- Film poster
- Directed by: David Hinton
- Produced by: Nick Varley Matthew Wells
- Narrated by: Martin Scorsese
- Cinematography: Ronan Killeen
- Edited by: Margarida Cartaxo
- Music by: Adrian Johnston
- Production companies: Ten Thousand 86 Ice Cream Films
- Distributed by: Altitude Film Distribution
- Release dates: 21 February 2024 (Berlin International Film Festival); 10 May 2024 (United Kingdom);
- Running time: 133 minutes
- Country: United Kingdom
- Language: English
- Box office: $71,043

= Made in England: The Films of Powell and Pressburger =

Made in England: The Films of Powell and Pressburger is a 2024 British documentary film directed by David Hinton.

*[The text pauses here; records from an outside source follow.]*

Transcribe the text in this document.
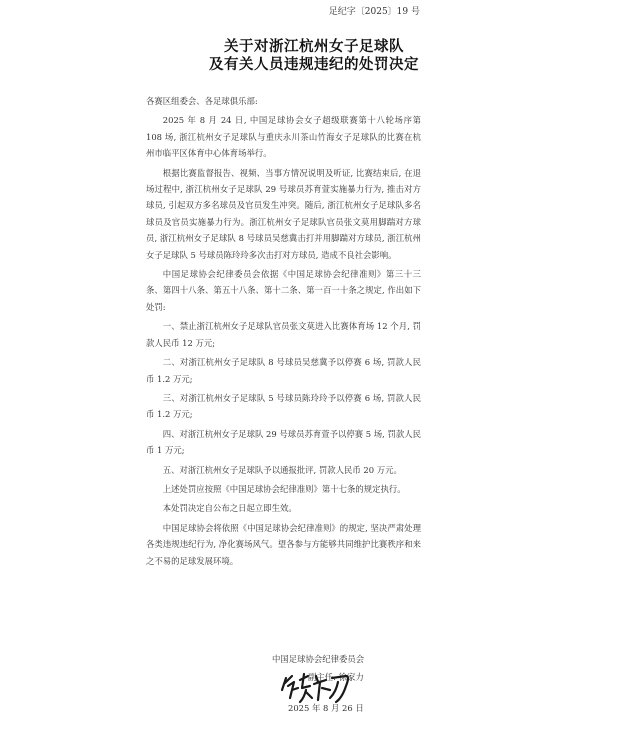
足纪字〔2025〕19 号
关于对浙江杭州女子足球队
及有关人员违规违纪的处罚决定

各赛区组委会、各足球俱乐部:

2025 年 8 月 24 日, 中国足球协会女子超级联赛第十八轮场序第 108 场, 浙江杭州女子足球队与重庆永川茶山竹海女子足球队的比赛在杭州市临平区体育中心体育场举行。

根据比赛监督报告、视频、当事方情况说明及听证, 比赛结束后, 在退场过程中, 浙江杭州女子足球队 29 号球员苏育萱实施暴力行为, 推击对方球员, 引起双方多名球员及官员发生冲突。随后, 浙江杭州女子足球队多名球员及官员实施暴力行为。浙江杭州女子足球队官员张文莫用脚踹对方球员, 浙江杭州女子足球队 8 号球员吴慈冀击打并用脚踹对方球员, 浙江杭州女子足球队 5 号球员陈玲玲多次击打对方球员, 造成不良社会影响。

中国足球协会纪律委员会依据《中国足球协会纪律准则》第三十三条、第四十八条、第五十八条、第十二条、第一百一十条之规定, 作出如下处罚:

一、禁止浙江杭州女子足球队官员张文莫进入比赛体育场 12 个月, 罚款人民币 12 万元;

二、对浙江杭州女子足球队 8 号球员吴慈冀予以停赛 6 场, 罚款人民币 1.2 万元;

三、对浙江杭州女子足球队 5 号球员陈玲玲予以停赛 6 场, 罚款人民币 1.2 万元;

四、对浙江杭州女子足球队 29 号球员苏育萱予以停赛 5 场, 罚款人民币 1 万元;

五、对浙江杭州女子足球队予以通报批评, 罚款人民币 20 万元。

上述处罚应按照《中国足球协会纪律准则》第十七条的规定执行。

本处罚决定自公布之日起立即生效。

中国足球协会将依照《中国足球协会纪律准则》的规定, 坚决严肃处理各类违规违纪行为, 净化赛场风气。望各参与方能够共同维护比赛秩序和来之不易的足球发展环境。

中国足球协会纪律委员会
副主任: 徐家力
2025 年 8 月 26 日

Martin Scorsese narrates the film, as he reflects on the influence of filmmakers Michael Powell and Emeric Pressburger, whose decades-long collaboration led to a series of classics that made the duo a crucial part of British cinema.

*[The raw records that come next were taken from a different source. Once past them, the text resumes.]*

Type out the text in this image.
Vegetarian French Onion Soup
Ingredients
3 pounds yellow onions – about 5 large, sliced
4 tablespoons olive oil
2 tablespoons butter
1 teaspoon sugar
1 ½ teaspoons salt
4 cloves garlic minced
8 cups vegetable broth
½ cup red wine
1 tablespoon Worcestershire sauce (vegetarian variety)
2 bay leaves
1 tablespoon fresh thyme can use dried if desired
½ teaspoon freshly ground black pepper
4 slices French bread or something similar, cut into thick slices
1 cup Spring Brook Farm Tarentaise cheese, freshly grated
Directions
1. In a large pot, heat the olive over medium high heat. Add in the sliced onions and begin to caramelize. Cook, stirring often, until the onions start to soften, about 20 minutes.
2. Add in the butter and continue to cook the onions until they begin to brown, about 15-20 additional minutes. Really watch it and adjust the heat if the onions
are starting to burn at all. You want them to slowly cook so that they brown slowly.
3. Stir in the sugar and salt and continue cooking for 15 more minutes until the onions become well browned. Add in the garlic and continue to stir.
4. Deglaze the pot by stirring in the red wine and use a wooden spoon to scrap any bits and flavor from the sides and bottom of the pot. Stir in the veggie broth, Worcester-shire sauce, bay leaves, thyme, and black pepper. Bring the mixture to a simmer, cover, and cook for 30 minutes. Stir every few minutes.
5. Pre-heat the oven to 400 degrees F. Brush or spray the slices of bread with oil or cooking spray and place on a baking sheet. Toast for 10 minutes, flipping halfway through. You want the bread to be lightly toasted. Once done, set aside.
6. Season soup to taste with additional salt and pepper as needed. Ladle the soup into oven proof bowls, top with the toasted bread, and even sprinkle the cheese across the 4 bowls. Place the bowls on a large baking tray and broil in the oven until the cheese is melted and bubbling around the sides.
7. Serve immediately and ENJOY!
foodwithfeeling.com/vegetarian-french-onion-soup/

The film premiered at the Berlin International Film Festival on 21 February 2024, and was released in the United Kingdom on 10 May 2024, to acclaim from critics.

== Synopsis ==

Martin Scorsese first encountered the films of Powell and Pressburger as a child, sitting in front of the family TV. When The Archers’ famous logo appeared on screen, Scorsese recalls: “You knew you were in for fantasy, wonder, magic – real film magic.” Now, in this documentary, he tells the story of his lifelong love affair with their movies, including The Life and Death of Colonel Blimp, Black Narcissus, The Red Shoes and The Tales of Hoffmann. “Certain films you simply run all the time and you live with them,” says Scorsese. “As you grow older they grow deeper. I’m not sure how it happens, but it does. For me, that body of work is a wondrous presence, a constant source of energy, and a reminder of what life and art are all about.” Drawing on a rich array of archive material, Scorsese explores in full the collaboration between the Englishman Powell and the Hungarian Pressburger who thrived in the face of adversity during World War II but were eventually brought low by the film industry of the 1950s. Scorsese celebrates the duo’s ability to create “subversive commercial movies” and describes how deeply their films have influenced his own work.
— Berlin International Film Festival

== Release ==
Made in England: The Films of Powell and Pressburger premiered as part of the Specials segment at the Berlin International Film Festival on 21 February 2024. It also premiered at the Hot Docs International Film Festival on 27 April 2024. The film was released in cinemas in the United Kingdom on 10 May 2024.

== Reception ==
 Metacritic, which uses a weighted average, assigned the film a score of 83 out of 100, based on 22 critics, indicating "universal acclaim".